Major currencies in detail:
Sterling hit a nine-day high early in the day on Wednesday but a late decline tempered gains, leaving the Pound just 0.1% higher against the US Dollar.
Economic announcements out of the UK were few and far between yesterday, with the currency mostly driven by external factors.
Concerns regarding a Brexit continue to dominate the Pound. Yesterday a former Cabinet Secretary warned that an exit from the EU at this summer’s referendum would take far longer than many are anticipating and could take up to ten years.
Revised UK growth figures this morning are unlikely to rock the boat and are expected to remain unchanged at 1.9% on an annualised basis. Attention instead will be on Mark Carney this evening and the monthly manufacturing PMI on Friday will also be a focus this week.

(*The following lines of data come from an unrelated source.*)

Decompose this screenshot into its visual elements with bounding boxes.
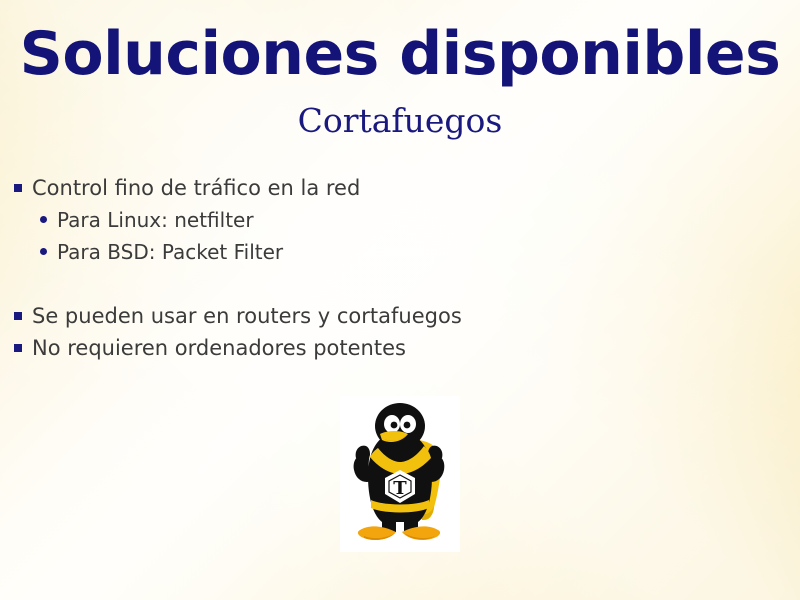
bullet-item: Para BSD: Packet Filter (14, 236, 774, 268)
bullet-item: Control fino de tráfico en la red (14, 172, 774, 204)
bullet-spacer (14, 268, 774, 300)
penguin-image: T (340, 396, 460, 552)
disc-bullet-icon (40, 216, 47, 223)
slide-title: Soluciones disponibles (0, 22, 800, 86)
square-bullet-icon (14, 312, 22, 320)
square-bullet-icon (14, 344, 22, 352)
bullet-label: Se pueden usar en routers y cortafuegos (32, 300, 462, 332)
svg-text:T: T (393, 478, 407, 499)
bullet-item: Se pueden usar en routers y cortafuegos (14, 300, 774, 332)
disc-bullet-icon (40, 248, 47, 255)
bullet-item: No requieren ordenadores potentes (14, 332, 774, 364)
bullet-label: Control fino de tráfico en la red (32, 172, 360, 204)
bullet-label: Para Linux: netfilter (57, 204, 254, 236)
bullet-label: Para BSD: Packet Filter (57, 236, 283, 268)
bullet-label: No requieren ordenadores potentes (32, 332, 406, 364)
bullet-item: Para Linux: netfilter (14, 204, 774, 236)
head-shape (375, 403, 425, 449)
square-bullet-icon (14, 184, 22, 192)
bullet-list: Control fino de tráfico en la red Para L… (14, 172, 774, 364)
slide-subtitle: Cortafuegos (0, 102, 800, 140)
presentation-slide: Soluciones disponibles Cortafuegos Contr… (0, 0, 800, 600)
slide-content: Soluciones disponibles Cortafuegos Contr… (0, 0, 800, 600)
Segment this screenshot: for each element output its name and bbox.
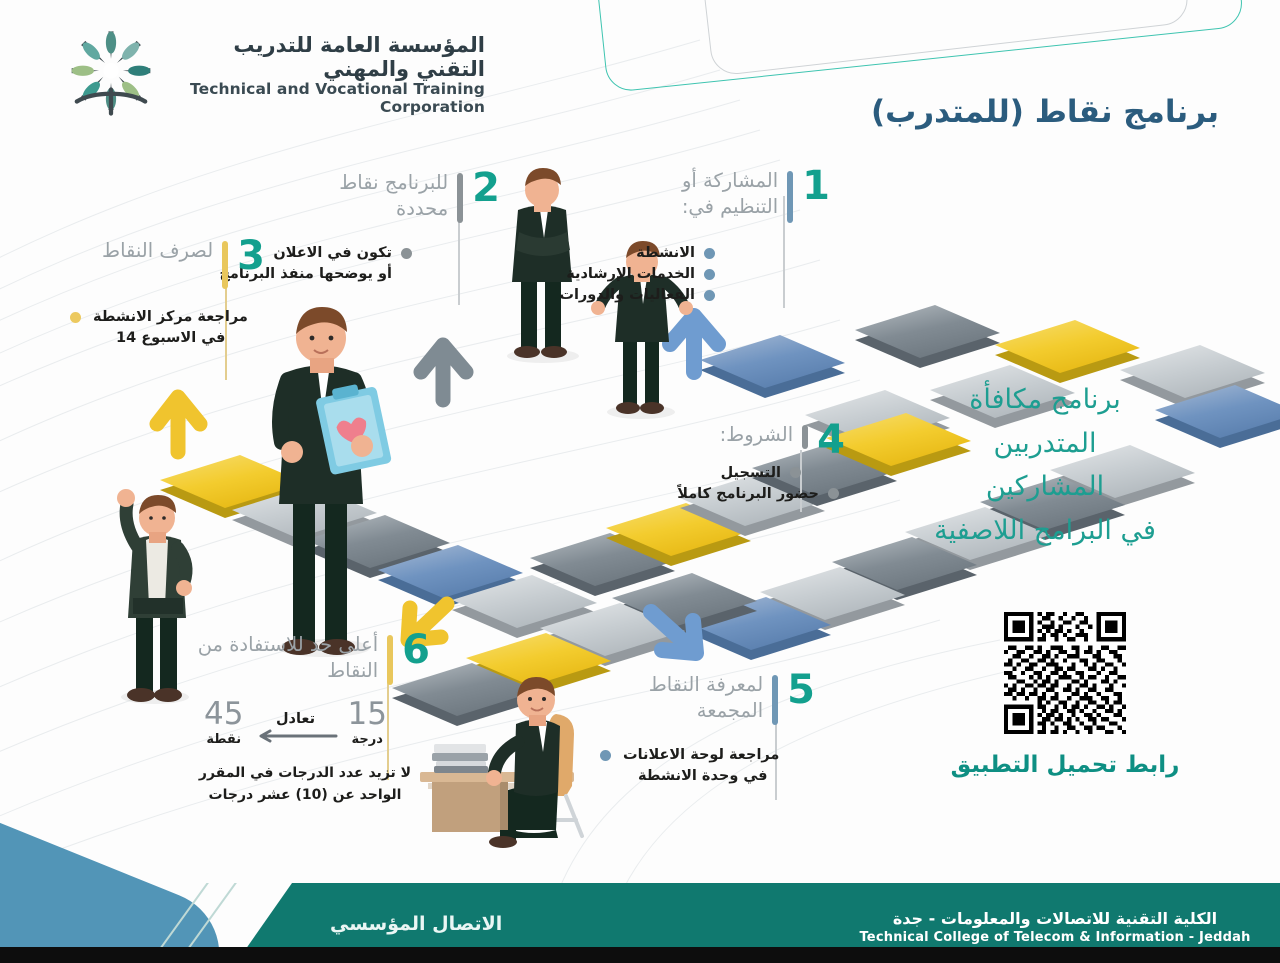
step-6-points-equation: 15 درجة تعادل 45 نقطة: [175, 699, 416, 747]
step-2-title: للبرنامج نقاط محددة: [300, 170, 448, 223]
step-4-accent-bar: [802, 425, 808, 449]
bullet-icon: [704, 269, 715, 280]
step-4-item-label: حضور البرنامج كاملاً: [677, 486, 819, 502]
step-4: 4 الشروط: التسجيل حضور البرنامج كاملاً: [680, 422, 845, 507]
character-with-clipboard: [278, 307, 392, 657]
step-1-number: 1: [802, 168, 830, 205]
college-name-en: Technical College of Telecom & Informati…: [845, 929, 1265, 947]
grades-unit: درجة: [348, 732, 387, 747]
step-4-item-label: التسجيل: [721, 465, 781, 481]
step-1-accent-bar: [787, 171, 793, 223]
step-5-item-label: مراجعة لوحة الاعلانات: [623, 747, 779, 763]
step-3-item-label: في الاسبوع 14: [116, 330, 225, 346]
step-4-header: 4 الشروط:: [680, 422, 845, 459]
step-1: 1 المشاركة أو التنظيم في: الانشطة الخدما…: [630, 168, 830, 308]
description-line-3: المشاركين: [880, 465, 1210, 509]
org-name-ar: المؤسسة العامة للتدريب التقني والمهني: [168, 34, 485, 81]
description-line-4: في البرامج اللاصفية: [880, 509, 1210, 553]
points-value: 45: [204, 699, 243, 730]
step-1-item-label: الانشطة: [636, 245, 695, 261]
step-1-item: الانشطة: [630, 245, 715, 261]
step-3-header: 3 لصرف النقاط: [70, 238, 265, 289]
step-3-item: في الاسبوع 14: [70, 330, 255, 346]
program-description: برنامج مكافأة المتدربين المشاركين في الب…: [880, 378, 1210, 553]
step-5: 5 لمعرفة النقاط المجمعة مراجعة لوحة الاع…: [600, 672, 815, 789]
bullet-icon: [790, 467, 801, 478]
description-line-1: برنامج مكافأة: [880, 378, 1210, 422]
step-2-items: تكون في الاعلان أو يوضحها منفذ البرنامج: [300, 245, 412, 282]
bullet-icon: [828, 488, 839, 499]
bullet-icon: [704, 248, 715, 259]
org-name-en: Technical and Vocational Training Corpor…: [168, 81, 485, 116]
step-2-header: 2 للبرنامج نقاط محددة: [300, 170, 500, 223]
bullet-icon: [600, 750, 611, 761]
step-5-header: 5 لمعرفة النقاط المجمعة: [600, 672, 815, 725]
page-title: برنامج نقاط (للمتدرب): [860, 94, 1230, 130]
equals-label: تعادل: [254, 711, 338, 727]
step-1-item-label: الفعاليات والدورات: [559, 287, 695, 303]
step-6: 6 أعلى حد للاستفادة من النقاط 15 درجة تع…: [175, 632, 430, 806]
brand-text: المؤسسة العامة للتدريب التقني والمهني Te…: [168, 34, 485, 116]
step-1-title: المشاركة أو التنظيم في:: [630, 168, 778, 221]
step-1-header: 1 المشاركة أو التنظيم في:: [630, 168, 830, 223]
step-5-items: مراجعة لوحة الاعلانات في وحدة الانشطة: [600, 747, 795, 784]
brand-logo-block: المؤسسة العامة للتدريب التقني والمهني Te…: [68, 28, 485, 122]
equals-indicator: تعادل: [254, 711, 338, 747]
step-6-number: 6: [402, 632, 430, 669]
description-line-2: المتدربين: [880, 422, 1210, 466]
tvtc-star-logo-icon: [68, 28, 154, 122]
character-at-desk: [420, 677, 582, 848]
bullet-icon: [401, 248, 412, 259]
qr-caption-label[interactable]: رابط تحميل التطبيق: [951, 752, 1180, 778]
step-4-item: التسجيل: [680, 465, 801, 481]
step-5-item-label: في وحدة الانشطة: [638, 768, 768, 784]
step-5-item: مراجعة لوحة الاعلانات: [600, 747, 795, 763]
college-name-ar: الكلية التقنية للاتصالات والمعلومات - جد…: [845, 908, 1265, 930]
grades-column: 15 درجة: [348, 699, 387, 747]
step-3-item-label: مراجعة مركز الانشطة: [93, 309, 248, 325]
step-6-title: أعلى حد للاستفادة من النقاط: [175, 632, 378, 685]
step-5-number: 5: [787, 672, 815, 709]
step-6-note-line-1: لا تزيد عدد الدرجات في المقرر: [180, 763, 430, 785]
footer-college-block: الكلية التقنية للاتصالات والمعلومات - جد…: [845, 908, 1265, 947]
step-2-accent-bar: [457, 173, 463, 223]
step-1-items: الانشطة الخدمات الإرشادية الفعاليات والد…: [630, 245, 715, 303]
bullet-icon: [704, 290, 715, 301]
step-6-accent-bar: [387, 635, 393, 685]
left-arrow-icon: [254, 729, 338, 743]
step-1-item: الفعاليات والدورات: [630, 287, 715, 303]
decor-teal-rounded-line: [595, 0, 1244, 93]
infographic-page: المؤسسة العامة للتدريب التقني والمهني Te…: [0, 0, 1280, 963]
step-4-number: 4: [817, 422, 845, 459]
step-6-note: لا تزيد عدد الدرجات في المقرر الواحد عن …: [180, 763, 430, 806]
step-4-item: حضور البرنامج كاملاً: [680, 486, 839, 502]
step-1-item-label: الخدمات الإرشادية: [566, 266, 695, 282]
grades-value: 15: [348, 699, 387, 730]
step-3-item: مراجعة مركز الانشطة: [70, 309, 255, 325]
points-unit: نقطة: [204, 732, 243, 747]
step-5-accent-bar: [772, 675, 778, 725]
step-4-title: الشروط:: [720, 422, 794, 448]
step-3-number: 3: [237, 238, 265, 275]
step-3-accent-bar: [222, 241, 228, 289]
step-4-items: التسجيل حضور البرنامج كاملاً: [680, 465, 801, 502]
step-2-item: تكون في الاعلان: [300, 245, 412, 261]
app-download-block[interactable]: رابط تحميل التطبيق: [940, 612, 1190, 778]
step-1-item: الخدمات الإرشادية: [630, 266, 715, 282]
footer-left-label: الاتصال المؤسسي: [330, 913, 502, 935]
step-3: 3 لصرف النقاط مراجعة مركز الانشطة في الا…: [70, 238, 265, 351]
step-2-item: أو يوضحها منفذ البرنامج: [300, 266, 412, 282]
step-2: 2 للبرنامج نقاط محددة تكون في الاعلان أو…: [300, 170, 500, 287]
step-3-items: مراجعة مركز الانشطة في الاسبوع 14: [70, 309, 255, 346]
step-3-title: لصرف النقاط: [102, 238, 213, 264]
bullet-icon: [70, 312, 81, 323]
points-column: 45 نقطة: [204, 699, 243, 747]
step-5-title: لمعرفة النقاط المجمعة: [600, 672, 763, 725]
step-2-number: 2: [472, 170, 500, 207]
qr-code-icon[interactable]: [1004, 612, 1126, 734]
step-6-header: 6 أعلى حد للاستفادة من النقاط: [175, 632, 430, 685]
step-6-note-line-2: الواحد عن (10) عشر درجات: [180, 785, 430, 807]
step-2-item-label: تكون في الاعلان: [273, 245, 392, 261]
footer-black-strip: [0, 947, 1280, 963]
step-5-item: في وحدة الانشطة: [600, 768, 795, 784]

The Euro gained against both the Pound and the US Dollar yesterday, finishing 0.2% higher against the latter.
German inflation figures on Wednesday afternoon suggested that inflation in the Euro-area could surprise expectations this week. Consumer prices in Europe’s largest economy grew by 0.3% in the year to March, higher than forecast and greater than the flat reading recorded a month previous.
Earlier in the day, ECB member Benoit Coeure spoke in Frankfurt, claiming that negative rates in the Eurozone were not the Governing Council’s main policy instrument. Coeure also suggested that volatility between the Euro and Sterling could prove more worrisome for the Eurozone than that of EUR/USD.
Eurozone inflation figures this morning will be the highlight today, although the ECB’s meeting accounts just after midday could also prove to be a market mover.
The Dollar index declined again on Wednesday, falling by 0.15% amid delayed expectations for the next Fed interest rate hike. The Greenback is now on course for its worst quarter in five years, having fallen by 5% since the beginning of February alone.
Speaking on CNBC, Fed member Evans reiterated comments from Yellen, claiming increased global risks and low inflation make it unlikely that the Fed will hike rates in April. Evans did, however, claim he expects two rate hikes in the US this year, as is our expectation.
Economic data in the US today is relatively light on the ground, with the USD likely to be dictated by announcements elsewhere.
The main event in the US this week will be Friday’s labour report. Job creation is expected to exceed the 200,000 level for the sixth straight month.